Biliyorum; çok acı ve ağır bir başlık; ne anlama geldiğinden haberim var. İçim kan ağlayarak atıyorum bu başlığı. Umutsuzluk falan değil, bir endişe ve erken uyarı, belki de erken uyarı bile değil, geç kalmış bir alarm.

Madde manayı teslim almış ya da almak üzere, şekil özü boğmuş ya da öz son nefesini vermek üzere ve biz son derece önemli bir seçime giderken manayı bir kenara bırakmış sadece maddenin muhtemel nimetlerine odaklanmış vaziyetteyiz. Niteliği niceliğe, mazrufu zarfa kurban vermişiz ama hiç mi hiç umursamıyoruz. Her şeyi maddeyle ölçen, alan ve satan bir toplum olduk, ama ya farkında değiliz ya da bunu bile umursamıyoruz.

Gelenekten bahsediyoruz olur olmaz yerde, 'Osmanlı torunu' olmakla övünüyoruz Osmanlıdan bihaber olduğumuz halde. Geleneği adaptan, edepten, nezaketten, hadden, izzetten, iffetten, irfandan soyutlayarak sadece şekle, o da kıl ve kılıktan ibaret bir şekle hapseden medeniyet fukaralığının Osmanlı'ya halef olmak iddiası kadar acı ve komik bir iddia olabilir mi?

Sadece 'mekanik bir büyüklük' değildir Osmanlı, bir inceliktir, bir tevazudur, bir uyumdur. Osmanlı mimarisi insanı ezen devasa büyüklüklerin peşinde koşmaz tam tersine insanla uyumlu ölçülere hapseder mimariyi. Alın o güzelim selatin camilerini, alın o birbirinden güzel mescitleri ve de tam iki asır cihana nizam verilen mekan olan Topkapı sarayını. O sebiller, o hacet taşları, o namazgahlar ve daha niceleri, o imbikten süzülmüş bir zarafeti ve insana ve çevreye saygılı bir büyük medeniyeti temsil eder.

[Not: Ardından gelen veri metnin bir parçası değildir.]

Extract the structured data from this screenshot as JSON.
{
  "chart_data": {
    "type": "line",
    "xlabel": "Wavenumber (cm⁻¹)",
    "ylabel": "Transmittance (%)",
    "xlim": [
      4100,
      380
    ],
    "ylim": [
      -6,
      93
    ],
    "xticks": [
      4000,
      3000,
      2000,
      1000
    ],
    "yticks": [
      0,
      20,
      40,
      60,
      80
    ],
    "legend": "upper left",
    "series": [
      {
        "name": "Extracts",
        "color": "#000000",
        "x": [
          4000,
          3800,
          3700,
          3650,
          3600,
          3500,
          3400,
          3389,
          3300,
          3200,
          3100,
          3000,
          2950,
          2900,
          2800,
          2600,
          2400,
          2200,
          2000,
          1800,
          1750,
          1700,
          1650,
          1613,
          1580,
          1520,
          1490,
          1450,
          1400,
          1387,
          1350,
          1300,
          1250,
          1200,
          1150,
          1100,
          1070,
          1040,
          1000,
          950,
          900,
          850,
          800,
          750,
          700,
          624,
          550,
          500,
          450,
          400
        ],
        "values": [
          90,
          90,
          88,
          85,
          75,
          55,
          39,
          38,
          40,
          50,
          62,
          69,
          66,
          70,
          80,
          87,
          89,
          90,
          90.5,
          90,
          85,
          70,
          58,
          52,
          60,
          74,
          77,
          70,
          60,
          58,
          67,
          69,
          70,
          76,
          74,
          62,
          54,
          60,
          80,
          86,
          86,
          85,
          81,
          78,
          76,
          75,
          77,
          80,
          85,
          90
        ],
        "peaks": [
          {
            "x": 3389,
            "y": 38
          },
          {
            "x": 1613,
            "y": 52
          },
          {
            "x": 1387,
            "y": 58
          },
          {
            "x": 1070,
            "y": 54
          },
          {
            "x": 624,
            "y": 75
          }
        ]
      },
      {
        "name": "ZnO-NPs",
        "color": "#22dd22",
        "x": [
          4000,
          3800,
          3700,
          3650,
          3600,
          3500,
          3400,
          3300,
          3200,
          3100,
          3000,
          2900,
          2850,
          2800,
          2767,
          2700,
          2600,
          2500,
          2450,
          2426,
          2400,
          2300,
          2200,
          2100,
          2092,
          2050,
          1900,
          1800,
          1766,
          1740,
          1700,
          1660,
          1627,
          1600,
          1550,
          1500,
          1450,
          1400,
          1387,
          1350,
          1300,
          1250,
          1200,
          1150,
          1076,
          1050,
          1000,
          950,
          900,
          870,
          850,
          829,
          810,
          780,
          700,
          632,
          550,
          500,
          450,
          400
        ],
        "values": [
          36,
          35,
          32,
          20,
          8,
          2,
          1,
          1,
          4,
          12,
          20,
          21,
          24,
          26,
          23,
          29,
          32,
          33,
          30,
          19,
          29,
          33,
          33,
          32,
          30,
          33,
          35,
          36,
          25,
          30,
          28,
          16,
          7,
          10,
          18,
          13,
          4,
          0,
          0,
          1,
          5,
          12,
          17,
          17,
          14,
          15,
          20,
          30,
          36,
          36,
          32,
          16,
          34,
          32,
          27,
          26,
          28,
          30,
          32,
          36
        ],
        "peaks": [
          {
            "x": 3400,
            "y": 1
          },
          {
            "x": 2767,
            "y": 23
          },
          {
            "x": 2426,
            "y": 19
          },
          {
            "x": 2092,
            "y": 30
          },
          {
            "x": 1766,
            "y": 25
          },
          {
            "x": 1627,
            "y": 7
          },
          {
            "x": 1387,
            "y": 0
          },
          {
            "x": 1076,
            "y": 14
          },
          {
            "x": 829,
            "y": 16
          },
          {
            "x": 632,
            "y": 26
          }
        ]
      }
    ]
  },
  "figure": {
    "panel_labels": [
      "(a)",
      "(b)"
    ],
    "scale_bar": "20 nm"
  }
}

'Selam kelamdan önce gelir' diyen ve bunu hayatın düsturu yapan, birbirine 'mirim, üstadım, iki gözüm, efendim' diye hitap eden bir medeniyet mensuplarının torunu olmakla vara yoğa övünenlerinin selam pintiliğine mi yanmalıyım yoksa hitap saygısızlığına mı hayıflanmalıyım? Bilemiyorum ama yaşadıklarım, gördüklerim karşısında kahroluyorum.

Bir dostum 'biz son kuşağız o medeniyetin kültürünü yaşayan' demişti bir sohbet esnasında. Haklıydı, biz o medeniyetin son çağını yakaladık, lezzetini tattık ama ne yazık ki o güzellikleri bizden sonraki nesle aktaramadık. Belki de hüznümüzün büyüklüğü ve giderek taşınamaz olması bundadır.

'Selamsız, saygısız, sevgisiz bir dünyaya' gidiş benim gözümde felakete gidiştir ve bu yazıya bu başlığı verişimde bundandır. Gençleri suçlamak çok kolay ama ahlaki değil. O gençler bizim eserimiz, anne baba olarak, eğitimciler olarak ama hepsinden de önemlisi siyasetçiler ve yöneticiler olarak bizim eserimiz. Onları suçlamak değil, yaptıklarının yanlış olduğunu söylemek, hayır söylemek yetmez, doğru örneklerini ortaya koyarak onlara anlatmak zorundayız. Ne yazık ki, ne asıl sorunun farkındayız ne de çözüm arayışındayız.

Yeni bir seçime gittiğimiz şu günlerde iktidarıyla muhalefetiyle hemen herkes maddenin, maddi değerlerin derdinde. Biri beş verirse diğeri on vermek vadinde. Ama 'manevi değerlerden, Osmanlı medeniyetinin adap, edep, insan ve çevre anlayışından' bahseden yok. Bilinmediğinden ya da önemsenmediğinden mi? Yoksa seçmen nezdinde satın alınmayacağı düşünüldüğünden mi?

Evet; biz o güzellikleri gören, yaşayan ama yaşatamayan son nesiliz. Belki de hüznümüz bundandır.